You feel at once the country the Indian saw around him would be easily missed by us, even when in the midst of it. For taking the bearings of such a land, the sextant, and the miles already traveled, would not be factors to help much. Now the Indian knew nothing of artificial horizons and the aides to discovering where they are which strangers use. But in summer the mist of his lakes were but the vapor of his musings, the penumbra of the unfathomed deeps of his mind whereon he paddled his own canoe; and when the wind-fowl called it was memory heard; it was his thought become vocal then while he dreamed on. I myself learned that the treasures found in travel, the chance rewards of travel that make it worthwhile, cannot be accounted beforehand, and seldom are matters a listener would care to hear about afterwards; for they have no substance. They are untranslatable from their time and place; and like the man who unwittingly lies down on the hill where the little people dance on midsummer’s night, and dreams his pockets were filled with fairy gold, waking to find pebbles there instead, so the traveler cannot prove the dreams he had, showing us only pebbles when he tries. They are like the Indians lakes in the summer. They have no names. They cannot be found on the best maps. Not you nor any other will ever discover them.”
You should probably read that again. I have read it many times and always read it twice.
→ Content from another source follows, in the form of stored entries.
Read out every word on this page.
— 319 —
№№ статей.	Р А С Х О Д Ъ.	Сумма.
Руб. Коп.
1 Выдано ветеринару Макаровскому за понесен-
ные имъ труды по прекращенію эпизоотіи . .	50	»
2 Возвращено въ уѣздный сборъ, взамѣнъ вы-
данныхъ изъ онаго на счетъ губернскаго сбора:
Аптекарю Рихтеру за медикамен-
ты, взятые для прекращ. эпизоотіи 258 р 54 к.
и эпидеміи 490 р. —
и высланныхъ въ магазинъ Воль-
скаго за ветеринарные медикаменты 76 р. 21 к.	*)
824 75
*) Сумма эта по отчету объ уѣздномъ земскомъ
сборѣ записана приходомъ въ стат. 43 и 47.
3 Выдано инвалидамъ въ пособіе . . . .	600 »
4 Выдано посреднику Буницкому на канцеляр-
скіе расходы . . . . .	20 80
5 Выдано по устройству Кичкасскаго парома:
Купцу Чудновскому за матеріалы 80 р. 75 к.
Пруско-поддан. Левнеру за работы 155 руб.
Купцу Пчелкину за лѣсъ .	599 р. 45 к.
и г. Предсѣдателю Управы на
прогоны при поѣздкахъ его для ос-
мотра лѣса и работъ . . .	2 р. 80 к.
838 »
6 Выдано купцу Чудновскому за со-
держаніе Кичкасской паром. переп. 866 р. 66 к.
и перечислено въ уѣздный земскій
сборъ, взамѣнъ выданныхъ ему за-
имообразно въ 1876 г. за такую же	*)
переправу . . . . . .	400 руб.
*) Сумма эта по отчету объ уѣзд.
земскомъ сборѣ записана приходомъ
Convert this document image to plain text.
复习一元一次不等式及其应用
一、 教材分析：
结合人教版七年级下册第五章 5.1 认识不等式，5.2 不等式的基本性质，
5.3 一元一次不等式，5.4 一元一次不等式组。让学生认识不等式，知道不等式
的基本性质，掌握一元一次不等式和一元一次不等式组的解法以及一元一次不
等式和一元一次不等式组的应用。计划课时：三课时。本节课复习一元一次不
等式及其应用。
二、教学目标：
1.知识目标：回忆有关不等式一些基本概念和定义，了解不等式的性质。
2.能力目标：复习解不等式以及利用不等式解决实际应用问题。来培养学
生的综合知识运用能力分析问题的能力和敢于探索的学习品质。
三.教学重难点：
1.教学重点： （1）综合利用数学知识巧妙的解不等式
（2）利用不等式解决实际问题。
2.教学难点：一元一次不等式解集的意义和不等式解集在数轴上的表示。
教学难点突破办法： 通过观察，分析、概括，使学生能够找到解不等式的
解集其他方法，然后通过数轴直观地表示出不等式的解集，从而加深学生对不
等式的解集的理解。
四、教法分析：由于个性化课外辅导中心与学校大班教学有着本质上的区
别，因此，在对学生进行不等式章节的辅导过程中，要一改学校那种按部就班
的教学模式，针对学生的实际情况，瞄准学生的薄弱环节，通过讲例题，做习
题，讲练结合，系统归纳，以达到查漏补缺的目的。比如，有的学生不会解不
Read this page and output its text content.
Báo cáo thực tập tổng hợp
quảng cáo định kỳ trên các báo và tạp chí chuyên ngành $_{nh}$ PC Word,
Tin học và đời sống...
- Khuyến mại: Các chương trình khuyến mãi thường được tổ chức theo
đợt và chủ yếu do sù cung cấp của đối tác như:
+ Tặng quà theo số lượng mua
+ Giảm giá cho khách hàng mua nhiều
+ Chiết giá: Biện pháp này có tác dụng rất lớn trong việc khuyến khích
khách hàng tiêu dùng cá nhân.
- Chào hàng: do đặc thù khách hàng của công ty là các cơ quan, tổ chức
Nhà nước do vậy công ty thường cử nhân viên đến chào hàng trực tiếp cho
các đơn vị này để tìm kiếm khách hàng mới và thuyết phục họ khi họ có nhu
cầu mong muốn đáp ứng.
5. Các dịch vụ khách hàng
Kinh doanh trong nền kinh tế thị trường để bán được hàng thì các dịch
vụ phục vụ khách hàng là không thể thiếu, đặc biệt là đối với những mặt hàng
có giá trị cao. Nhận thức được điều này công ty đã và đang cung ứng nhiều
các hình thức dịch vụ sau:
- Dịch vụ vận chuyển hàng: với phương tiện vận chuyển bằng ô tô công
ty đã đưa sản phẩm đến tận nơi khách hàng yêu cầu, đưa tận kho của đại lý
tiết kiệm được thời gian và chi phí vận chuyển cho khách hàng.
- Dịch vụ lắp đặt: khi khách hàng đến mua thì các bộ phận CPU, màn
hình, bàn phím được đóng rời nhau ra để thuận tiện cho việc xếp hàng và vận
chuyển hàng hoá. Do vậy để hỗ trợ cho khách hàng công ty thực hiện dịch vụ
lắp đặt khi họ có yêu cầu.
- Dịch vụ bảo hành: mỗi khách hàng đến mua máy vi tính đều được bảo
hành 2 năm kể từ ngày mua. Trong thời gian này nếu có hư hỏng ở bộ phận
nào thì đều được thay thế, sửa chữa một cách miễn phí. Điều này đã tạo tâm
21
Here, I have tried to translate the untranslatable. No matter what I say, I feel that I can only show you pebbles. Unless you are there and do it you will never fully understand anything I have said here. Most of you will never hike the Appalachian Trail. I encourage you and pray that you find your own trail. Your own Katahdin. I promise you will never regret it. Thank you so much for listening, I have honestly enjoyed writing this and all the comments from friends, family and strangers. It means more to me than you know and I wish great things for each and every one of you.